市民オケで、新曲の練習が始まった。
同時に、パート異動の希望も聞かれ、あたしは不本意ながら現パートにとどまることになった。
人数が足りないみたいね。
お隣パートから、一人補充。
70代と思われる男性Tさんは、入団して3年経った。
3年以上在籍している人が異動を認められる、という暗黙のルールがあるの。
どうもTさん、そっちのパート内で折り合いがよろしくなさそう。
彼とはよく、帰りの電車で一緒になるの。
入団してもう3年になりますよ、とおっしゃるのですぐ「じゃあ異動したら!?」と勧めてみたんだ。
その時は「いやーとてもとても」と」尻込みしたけど。
フタを開けてみたら、異動が決まってた。
Tさんは、たしか5歳ぐらいから楽器を習い始めたというけど、それをいうとみんなびっくりする。
遠くから見ても、弾けてないのが丸わかりで、心配する声が時々聞こえる。
こないだの練習後、また電車でいっしょになったの。
「こっちのパート、どうですか」と水を向けた。
Tさん「いやー、やっぱり難しいねえ」
こっちのパートでもTさんぐらい、いやーもっとかな、弾けない人が一人いるんだよ。
うまい人が二人、どちらかが必ず隣に座ってフォローしてあげてたのが1年ぐらい続いたな。
思い出すなー。あたしだって、入団した時はまるで弾けなかったんだよ。
Tさんと全く同じ、今、楽譜のどこをやってるんだかわからなくなる。
もちろん、曲によるよ。主旋律を弾いてるなら簡単だけど、伴奏の分散和音だけが続くとダメ。
そんなあたしと一緒にいて、みんな我慢してくれただけじゃなく、手取り足取りたくさん教えてもらった。
だからね。Tさんだって、うちのオケにいていい。
うちら、プロじゃないもん。

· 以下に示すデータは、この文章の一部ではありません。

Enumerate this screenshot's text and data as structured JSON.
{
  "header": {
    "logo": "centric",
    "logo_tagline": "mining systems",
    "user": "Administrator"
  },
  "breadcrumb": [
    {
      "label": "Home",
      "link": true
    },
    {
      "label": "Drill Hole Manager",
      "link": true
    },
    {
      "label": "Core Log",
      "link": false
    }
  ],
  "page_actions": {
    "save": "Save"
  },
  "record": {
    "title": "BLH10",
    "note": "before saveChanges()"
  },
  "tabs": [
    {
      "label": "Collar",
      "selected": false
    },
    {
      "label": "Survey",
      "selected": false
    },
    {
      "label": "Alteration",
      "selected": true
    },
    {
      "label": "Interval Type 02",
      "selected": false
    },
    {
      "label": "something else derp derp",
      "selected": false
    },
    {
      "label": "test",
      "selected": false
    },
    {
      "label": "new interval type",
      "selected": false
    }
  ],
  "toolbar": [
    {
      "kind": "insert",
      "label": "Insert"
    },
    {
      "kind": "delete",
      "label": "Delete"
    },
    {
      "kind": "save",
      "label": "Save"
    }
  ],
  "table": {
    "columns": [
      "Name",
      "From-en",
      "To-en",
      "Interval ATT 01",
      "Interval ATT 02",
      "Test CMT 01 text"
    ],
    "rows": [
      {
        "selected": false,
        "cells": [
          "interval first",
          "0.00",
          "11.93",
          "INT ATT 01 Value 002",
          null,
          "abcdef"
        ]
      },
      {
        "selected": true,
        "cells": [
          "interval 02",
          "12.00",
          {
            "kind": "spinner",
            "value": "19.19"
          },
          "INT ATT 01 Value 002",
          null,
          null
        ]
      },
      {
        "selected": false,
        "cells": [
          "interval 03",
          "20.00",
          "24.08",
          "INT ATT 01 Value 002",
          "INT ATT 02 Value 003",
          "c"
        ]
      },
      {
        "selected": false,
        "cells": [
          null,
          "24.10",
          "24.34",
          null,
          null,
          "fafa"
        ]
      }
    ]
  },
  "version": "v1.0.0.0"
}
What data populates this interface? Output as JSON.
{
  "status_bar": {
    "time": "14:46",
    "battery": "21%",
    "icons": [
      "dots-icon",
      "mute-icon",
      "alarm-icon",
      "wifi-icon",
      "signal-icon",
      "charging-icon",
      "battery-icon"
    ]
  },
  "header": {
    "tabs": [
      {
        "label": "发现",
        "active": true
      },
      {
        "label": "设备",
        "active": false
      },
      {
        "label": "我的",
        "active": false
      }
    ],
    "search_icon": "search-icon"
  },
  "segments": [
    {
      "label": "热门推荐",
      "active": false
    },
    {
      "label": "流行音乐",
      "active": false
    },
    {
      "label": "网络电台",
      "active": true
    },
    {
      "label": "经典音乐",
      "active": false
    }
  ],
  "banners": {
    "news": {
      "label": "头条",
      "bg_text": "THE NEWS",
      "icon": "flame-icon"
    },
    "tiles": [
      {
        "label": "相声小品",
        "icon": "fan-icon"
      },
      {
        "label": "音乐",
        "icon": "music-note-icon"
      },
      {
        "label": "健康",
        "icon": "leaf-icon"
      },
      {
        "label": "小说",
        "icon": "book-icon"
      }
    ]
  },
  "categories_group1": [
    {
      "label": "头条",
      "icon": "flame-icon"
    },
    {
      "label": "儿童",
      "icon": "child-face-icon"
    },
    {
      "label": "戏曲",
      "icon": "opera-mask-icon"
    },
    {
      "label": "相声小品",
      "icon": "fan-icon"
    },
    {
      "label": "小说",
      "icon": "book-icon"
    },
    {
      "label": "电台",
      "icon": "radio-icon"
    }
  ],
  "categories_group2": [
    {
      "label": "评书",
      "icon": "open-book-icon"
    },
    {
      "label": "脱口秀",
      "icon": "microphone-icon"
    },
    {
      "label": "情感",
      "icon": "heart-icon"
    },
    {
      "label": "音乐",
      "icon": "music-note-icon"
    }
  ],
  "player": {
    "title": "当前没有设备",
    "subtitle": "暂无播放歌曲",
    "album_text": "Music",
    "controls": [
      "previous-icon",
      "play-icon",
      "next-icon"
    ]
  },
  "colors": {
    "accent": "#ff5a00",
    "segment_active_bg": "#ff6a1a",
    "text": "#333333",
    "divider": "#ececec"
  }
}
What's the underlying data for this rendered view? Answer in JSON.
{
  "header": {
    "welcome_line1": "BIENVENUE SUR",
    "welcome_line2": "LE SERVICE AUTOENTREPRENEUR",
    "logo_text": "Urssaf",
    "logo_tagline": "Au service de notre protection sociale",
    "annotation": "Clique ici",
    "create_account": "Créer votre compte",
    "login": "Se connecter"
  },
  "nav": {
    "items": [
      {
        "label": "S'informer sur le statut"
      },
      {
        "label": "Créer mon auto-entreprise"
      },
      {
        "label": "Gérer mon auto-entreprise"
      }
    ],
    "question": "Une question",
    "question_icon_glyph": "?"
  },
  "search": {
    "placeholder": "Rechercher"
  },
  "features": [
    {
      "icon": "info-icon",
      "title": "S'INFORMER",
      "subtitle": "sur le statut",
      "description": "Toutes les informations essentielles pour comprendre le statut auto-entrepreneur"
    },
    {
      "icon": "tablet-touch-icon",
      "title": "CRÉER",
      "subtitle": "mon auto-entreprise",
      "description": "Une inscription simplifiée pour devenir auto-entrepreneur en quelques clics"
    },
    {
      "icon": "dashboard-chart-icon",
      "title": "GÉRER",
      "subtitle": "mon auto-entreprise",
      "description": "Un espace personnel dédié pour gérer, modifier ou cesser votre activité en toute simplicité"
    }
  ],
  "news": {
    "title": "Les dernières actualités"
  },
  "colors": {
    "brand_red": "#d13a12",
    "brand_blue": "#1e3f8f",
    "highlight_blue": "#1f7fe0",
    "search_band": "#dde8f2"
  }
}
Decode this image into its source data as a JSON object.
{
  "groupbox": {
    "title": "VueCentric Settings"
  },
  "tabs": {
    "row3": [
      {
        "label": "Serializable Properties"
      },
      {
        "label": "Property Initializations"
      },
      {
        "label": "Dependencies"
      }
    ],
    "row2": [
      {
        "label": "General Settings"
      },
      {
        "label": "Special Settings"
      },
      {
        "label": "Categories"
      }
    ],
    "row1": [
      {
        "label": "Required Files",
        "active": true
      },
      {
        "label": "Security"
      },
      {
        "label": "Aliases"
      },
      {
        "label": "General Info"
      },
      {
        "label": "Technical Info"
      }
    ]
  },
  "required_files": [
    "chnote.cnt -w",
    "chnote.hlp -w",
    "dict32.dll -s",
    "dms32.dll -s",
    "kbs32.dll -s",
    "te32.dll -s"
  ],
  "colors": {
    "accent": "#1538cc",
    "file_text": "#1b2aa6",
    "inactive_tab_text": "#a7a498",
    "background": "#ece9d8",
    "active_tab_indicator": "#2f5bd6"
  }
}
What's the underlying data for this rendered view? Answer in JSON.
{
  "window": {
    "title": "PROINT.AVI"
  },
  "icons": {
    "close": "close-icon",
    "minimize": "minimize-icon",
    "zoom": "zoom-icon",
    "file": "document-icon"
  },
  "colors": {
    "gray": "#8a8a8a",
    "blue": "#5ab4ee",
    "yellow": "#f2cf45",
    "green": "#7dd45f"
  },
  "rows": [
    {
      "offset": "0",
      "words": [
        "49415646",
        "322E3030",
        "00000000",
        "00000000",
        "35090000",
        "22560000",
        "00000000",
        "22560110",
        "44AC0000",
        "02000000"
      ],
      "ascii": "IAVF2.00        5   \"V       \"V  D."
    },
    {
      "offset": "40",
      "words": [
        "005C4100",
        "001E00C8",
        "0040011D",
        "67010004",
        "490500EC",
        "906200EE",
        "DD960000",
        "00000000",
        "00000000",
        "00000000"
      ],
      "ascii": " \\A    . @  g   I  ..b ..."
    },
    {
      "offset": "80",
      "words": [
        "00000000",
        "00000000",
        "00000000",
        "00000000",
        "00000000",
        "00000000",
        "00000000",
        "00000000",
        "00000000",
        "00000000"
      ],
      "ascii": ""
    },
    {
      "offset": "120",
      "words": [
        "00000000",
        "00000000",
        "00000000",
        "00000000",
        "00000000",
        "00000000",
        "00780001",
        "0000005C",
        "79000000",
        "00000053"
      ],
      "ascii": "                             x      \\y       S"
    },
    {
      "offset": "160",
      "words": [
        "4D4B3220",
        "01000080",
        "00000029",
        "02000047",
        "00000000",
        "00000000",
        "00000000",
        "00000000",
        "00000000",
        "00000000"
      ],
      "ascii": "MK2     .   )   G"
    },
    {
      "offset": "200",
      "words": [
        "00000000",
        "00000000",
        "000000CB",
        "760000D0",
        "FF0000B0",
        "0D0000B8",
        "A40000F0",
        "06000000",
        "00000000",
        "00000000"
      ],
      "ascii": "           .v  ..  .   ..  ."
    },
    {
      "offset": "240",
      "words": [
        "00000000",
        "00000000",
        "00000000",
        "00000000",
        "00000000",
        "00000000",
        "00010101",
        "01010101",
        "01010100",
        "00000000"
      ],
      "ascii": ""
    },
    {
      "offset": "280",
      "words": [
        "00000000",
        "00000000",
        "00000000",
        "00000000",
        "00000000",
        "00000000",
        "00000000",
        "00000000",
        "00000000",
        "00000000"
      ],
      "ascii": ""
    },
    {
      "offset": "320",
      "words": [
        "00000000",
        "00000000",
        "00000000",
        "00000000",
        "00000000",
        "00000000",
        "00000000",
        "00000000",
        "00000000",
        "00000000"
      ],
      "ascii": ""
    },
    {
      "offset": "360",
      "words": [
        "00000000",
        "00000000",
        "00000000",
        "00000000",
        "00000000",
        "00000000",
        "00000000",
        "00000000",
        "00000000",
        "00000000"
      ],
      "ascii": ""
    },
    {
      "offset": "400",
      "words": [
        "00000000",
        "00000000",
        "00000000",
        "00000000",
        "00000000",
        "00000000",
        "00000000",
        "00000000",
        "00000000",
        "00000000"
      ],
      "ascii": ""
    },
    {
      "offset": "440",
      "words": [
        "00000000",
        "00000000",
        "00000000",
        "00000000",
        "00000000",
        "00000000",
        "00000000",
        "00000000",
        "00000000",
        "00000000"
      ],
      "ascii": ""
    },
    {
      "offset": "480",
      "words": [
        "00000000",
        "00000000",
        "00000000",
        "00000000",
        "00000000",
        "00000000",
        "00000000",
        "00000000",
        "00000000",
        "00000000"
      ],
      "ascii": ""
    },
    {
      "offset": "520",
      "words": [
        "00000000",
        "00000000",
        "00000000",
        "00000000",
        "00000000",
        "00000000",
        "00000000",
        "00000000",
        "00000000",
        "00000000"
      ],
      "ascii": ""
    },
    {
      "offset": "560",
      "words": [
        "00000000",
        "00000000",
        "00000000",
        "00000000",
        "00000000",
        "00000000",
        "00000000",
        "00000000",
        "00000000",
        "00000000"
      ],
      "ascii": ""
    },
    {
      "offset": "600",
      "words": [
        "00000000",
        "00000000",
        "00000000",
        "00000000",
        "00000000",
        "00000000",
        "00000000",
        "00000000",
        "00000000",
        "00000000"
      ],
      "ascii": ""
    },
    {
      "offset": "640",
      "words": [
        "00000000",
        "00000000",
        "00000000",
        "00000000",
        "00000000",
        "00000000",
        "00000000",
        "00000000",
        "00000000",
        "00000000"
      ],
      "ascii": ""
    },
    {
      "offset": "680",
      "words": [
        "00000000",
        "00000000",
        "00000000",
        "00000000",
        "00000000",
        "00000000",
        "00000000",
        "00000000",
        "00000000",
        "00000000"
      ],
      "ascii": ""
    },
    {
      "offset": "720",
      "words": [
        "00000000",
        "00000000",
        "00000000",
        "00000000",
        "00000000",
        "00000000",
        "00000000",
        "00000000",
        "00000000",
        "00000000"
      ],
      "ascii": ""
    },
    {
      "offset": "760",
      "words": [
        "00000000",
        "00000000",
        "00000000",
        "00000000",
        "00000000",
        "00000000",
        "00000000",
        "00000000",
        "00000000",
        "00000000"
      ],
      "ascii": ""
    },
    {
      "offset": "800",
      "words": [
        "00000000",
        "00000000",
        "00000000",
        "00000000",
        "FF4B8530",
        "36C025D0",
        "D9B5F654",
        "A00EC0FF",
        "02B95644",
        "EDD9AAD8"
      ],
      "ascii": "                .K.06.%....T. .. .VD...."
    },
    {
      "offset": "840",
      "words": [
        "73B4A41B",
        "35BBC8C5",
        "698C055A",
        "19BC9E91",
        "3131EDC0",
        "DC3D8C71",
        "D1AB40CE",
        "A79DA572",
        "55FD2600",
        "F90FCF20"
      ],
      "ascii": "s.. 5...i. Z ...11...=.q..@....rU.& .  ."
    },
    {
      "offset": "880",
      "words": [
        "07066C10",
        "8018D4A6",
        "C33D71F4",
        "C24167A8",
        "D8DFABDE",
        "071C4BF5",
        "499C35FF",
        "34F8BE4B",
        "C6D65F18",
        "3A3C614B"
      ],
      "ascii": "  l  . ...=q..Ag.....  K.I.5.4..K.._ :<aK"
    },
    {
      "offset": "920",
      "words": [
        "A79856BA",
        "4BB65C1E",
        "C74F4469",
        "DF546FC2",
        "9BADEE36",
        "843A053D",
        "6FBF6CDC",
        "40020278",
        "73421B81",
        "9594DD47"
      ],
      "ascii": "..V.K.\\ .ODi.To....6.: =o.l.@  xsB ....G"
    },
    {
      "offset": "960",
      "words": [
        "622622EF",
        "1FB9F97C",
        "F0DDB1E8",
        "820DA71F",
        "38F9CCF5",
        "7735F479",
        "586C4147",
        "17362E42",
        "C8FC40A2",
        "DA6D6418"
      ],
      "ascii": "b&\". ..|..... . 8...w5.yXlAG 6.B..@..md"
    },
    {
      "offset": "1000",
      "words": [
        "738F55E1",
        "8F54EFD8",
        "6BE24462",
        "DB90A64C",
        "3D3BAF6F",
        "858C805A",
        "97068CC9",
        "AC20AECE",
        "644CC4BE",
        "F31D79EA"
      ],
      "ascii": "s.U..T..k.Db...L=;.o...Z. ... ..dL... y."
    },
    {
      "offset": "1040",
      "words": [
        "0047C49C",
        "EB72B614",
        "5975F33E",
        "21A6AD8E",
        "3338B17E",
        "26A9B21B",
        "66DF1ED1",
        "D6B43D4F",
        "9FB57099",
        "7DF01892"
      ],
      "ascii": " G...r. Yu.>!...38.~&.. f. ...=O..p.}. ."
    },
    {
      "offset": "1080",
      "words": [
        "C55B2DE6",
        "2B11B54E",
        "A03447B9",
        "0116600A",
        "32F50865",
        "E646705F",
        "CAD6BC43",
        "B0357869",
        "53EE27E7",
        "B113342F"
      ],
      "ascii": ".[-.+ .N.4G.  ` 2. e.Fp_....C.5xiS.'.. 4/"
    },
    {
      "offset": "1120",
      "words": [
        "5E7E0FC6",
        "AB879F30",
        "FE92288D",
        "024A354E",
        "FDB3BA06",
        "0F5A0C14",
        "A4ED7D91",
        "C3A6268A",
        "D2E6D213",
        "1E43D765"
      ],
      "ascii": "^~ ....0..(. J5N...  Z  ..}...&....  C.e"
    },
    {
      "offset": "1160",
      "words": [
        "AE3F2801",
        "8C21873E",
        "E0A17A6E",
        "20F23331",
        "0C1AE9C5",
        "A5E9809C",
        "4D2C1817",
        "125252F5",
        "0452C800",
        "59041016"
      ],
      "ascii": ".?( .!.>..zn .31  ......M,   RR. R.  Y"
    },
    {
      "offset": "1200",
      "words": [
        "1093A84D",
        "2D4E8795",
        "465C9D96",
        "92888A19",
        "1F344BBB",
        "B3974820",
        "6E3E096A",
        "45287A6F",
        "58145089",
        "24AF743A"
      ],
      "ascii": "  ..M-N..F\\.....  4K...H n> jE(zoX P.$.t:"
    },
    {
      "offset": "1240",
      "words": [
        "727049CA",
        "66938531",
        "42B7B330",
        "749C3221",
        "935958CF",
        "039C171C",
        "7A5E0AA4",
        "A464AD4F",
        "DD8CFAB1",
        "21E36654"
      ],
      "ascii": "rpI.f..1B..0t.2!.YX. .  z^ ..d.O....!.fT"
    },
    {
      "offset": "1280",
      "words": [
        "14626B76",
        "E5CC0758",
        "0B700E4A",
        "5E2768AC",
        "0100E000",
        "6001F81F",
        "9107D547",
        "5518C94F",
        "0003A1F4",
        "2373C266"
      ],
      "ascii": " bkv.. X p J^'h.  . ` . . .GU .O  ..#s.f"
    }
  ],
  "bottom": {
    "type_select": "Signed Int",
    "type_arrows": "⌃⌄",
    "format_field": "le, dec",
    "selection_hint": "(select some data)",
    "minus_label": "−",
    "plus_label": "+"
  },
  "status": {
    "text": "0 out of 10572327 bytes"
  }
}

楽しく遊ぶことができるなら、それだけでいいと思ってるよ。
Tさんには「いろんな人がいていいんですよ」と言ったところで、彼の降車駅に着いた。
彼が降りた後、ちょっと考えた。
なぜTさんが、前のパートで折り合いが良くなかったのか。
パートチーフは、「せっかく教えてあげても絶対何か言い返して、素直に聞いてくれない」って直接あたしに言ったことがある。
それは、確かに良くないわ。
Tさんに、今度教えてあげようかしら。
最近、退団してもらった団員がいるんだ。
そんなこと、滅多にない。
明らかにお客様やエキストラさん、指揮者先生に失礼な言動が何度もあったから。
練習時、指揮者から「こういうふうに演奏してください」と言われても、いちいち刃向かうのよ。
そのたび、全員凍りつくよね。
素直に聞けない、だけじゃあ退団までには至らない。みんな何年も我慢してたと思う。
ただね、そいつがいるだけで練習が楽しくなくなるんだ。
そいつが休んだ日の練習が、なんと楽しかったことか。
決定的に団の名誉が傷つくようなことが続いたので、ついに退団勧告したらそいつ、「オレのような上手いのがやめたら団の損失だぞ」と言ったそうだ。
冗談じゃない。合奏の中で一人「オレの演奏が正しい、ついてこい」なんてのがいたら、音楽にならないんだ。(もちろんコンマスを除く)
Tさんは、そこまで俺様ではない。
ただ、口が軽いだけなんだよね。自分が弾けてないという自覚はちゃんとある。
でもあたし、うまく言えるかな。
アドバイスを素直に聞かないのが、どんなに人を悲しませることか。
って言ったら、暗にTさんを批判してるって伝わっちゃうかしら。
本日のオマケ

大きなかぶがありまして、カブのクリームシチュー。1個だけで鍋いっぱいできちゃった。
以前、鶏肉と野菜とうどんをいっしょに煮たときの煮汁が美味しくて、残しておいてもう一度うどんを茹で、さらに残した汁でシチューを味付け。
塩は一粒も入れてない。うどんから出た塩分だけで強すぎるぐらい。で、シチューには鶏肉を追加したので旨みもそれだけで十分。